Ника тихонечко услаждалась: ревнует?..
Но через несколько дней разговор их, температура разговора повышается.
— Я думаю, что только ваша жена смогла так целиком принять все это, войти в ваше зренье вещей… — говорила Ника. — Может быть, потому, что она была девочка, и это все взяла, как закон.
— Да, может быть! — отвечал миролюбиво Мориц. — И потому что по присущей ей гордости она при других — молчала.
Мориц готов опять повернуть руль разговора, но Ника:
— Я хочу видеть Нору, Мориц… дайте мне её лицо, манеры. Она будет в поэме… ^это же нельзя так…
— Рост мой, примерно, чуть ниже. Девичья фигура. В смысле красоты черт — она была менее интересна, чем Женни. Глаза с китайским разрезом, нос — большой, но с горбинкой, орлинообразный, глаза темно, темно–карие, живые, блестящие. Рот — довольно большой. Лицо удлиненное, смугло–розовое, — персик. Она не умела одеваться. Не было нарочитой, женской заботы об одежде. Я люблю наблюдать — искоса‑то, что не хотелось бы, чтобы увидели. Даже по отношению к людям, которых я люблю по–настоящему.

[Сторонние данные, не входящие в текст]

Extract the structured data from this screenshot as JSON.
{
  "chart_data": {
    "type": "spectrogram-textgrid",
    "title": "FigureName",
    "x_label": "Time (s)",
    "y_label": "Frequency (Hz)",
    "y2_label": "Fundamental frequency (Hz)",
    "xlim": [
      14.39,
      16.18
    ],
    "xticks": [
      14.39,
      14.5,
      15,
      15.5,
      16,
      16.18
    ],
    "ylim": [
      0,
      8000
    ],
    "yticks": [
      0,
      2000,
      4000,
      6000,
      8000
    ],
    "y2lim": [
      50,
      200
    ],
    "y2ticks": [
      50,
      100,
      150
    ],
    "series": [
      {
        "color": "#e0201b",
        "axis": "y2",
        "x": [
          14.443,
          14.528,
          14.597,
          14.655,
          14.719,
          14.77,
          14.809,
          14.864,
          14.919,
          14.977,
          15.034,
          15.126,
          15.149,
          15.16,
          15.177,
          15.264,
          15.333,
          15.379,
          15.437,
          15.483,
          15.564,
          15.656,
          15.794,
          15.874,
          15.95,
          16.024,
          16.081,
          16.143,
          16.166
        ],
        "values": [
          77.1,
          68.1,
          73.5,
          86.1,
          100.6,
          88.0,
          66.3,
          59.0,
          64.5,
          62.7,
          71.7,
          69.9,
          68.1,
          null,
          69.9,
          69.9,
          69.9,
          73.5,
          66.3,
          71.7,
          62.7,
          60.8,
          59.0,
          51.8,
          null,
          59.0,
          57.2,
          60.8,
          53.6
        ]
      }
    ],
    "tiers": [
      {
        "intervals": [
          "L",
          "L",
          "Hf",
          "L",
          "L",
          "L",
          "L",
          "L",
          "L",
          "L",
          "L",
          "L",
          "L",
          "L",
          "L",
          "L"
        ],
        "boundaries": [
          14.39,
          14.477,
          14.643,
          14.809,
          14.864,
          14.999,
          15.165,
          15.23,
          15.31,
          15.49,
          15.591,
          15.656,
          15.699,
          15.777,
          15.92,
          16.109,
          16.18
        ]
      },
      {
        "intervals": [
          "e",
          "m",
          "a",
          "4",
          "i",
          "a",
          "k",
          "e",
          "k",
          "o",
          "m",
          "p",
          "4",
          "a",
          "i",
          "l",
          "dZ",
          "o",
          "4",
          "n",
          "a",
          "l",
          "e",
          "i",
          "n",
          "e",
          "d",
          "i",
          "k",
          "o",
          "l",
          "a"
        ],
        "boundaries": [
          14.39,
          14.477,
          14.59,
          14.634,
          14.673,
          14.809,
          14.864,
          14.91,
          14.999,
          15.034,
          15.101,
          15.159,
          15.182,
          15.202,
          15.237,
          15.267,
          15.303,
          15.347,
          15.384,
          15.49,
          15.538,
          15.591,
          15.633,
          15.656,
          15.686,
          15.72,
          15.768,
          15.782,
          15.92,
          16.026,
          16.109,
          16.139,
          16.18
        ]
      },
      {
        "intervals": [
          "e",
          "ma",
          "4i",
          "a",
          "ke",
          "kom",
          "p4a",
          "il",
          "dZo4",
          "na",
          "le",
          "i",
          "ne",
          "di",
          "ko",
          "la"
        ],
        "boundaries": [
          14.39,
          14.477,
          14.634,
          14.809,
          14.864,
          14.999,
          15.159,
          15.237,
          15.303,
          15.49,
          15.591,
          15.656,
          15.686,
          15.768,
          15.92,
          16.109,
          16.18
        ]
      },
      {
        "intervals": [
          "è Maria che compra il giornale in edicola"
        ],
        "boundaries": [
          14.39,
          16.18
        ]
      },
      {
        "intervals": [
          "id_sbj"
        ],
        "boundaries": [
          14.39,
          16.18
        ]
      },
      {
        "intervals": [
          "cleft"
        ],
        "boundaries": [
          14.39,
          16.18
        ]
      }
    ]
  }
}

— По отношению к вашей жене, например, — голосом, которого не распознал Мориц, сказала Ника. Она погружала лот. Лот, как она предполагала, дна не достал.
— Видите ли — you see, — и голос его стал до краёв — теплый, — настолько я знал её и настолько, с другой стороны, считал себя не вправе залезать в её душу, что мне не надо было наблюдать за ней. Я принял её как данность, раз навсегда.
Ника знает глубину страдания жены Морица, — в этой его фразе. Лот и тут не достаёт до дна.
Была глубокая ночь. Глава поэмы была закончена. Ника вспоминала рассказ Морица и о том, как Нора встретила первый его поцелуй, даже физическим выражением трепета: "She was trembling like in a frost…" Это звучало сильнее, чем русское: "Она дрожала как на лютом морозе…" Это Нике не только как женщине, но и как писателю было — откровением о Морице. И странным образом через это откровение Мориц стал (стал, становится во всяком случае) братом, а Нора сестрой…
— Вы — странный человек, Мориц, — вздохнула Ника, — трудный, ещё труднее меня… Но я всегда считаю себя виноватой. А вы — вы признаете все свои данности за неизбежность. Вы совсем не боретесь с собой. Я тоже так жила — но в молодости! Потом — перестала.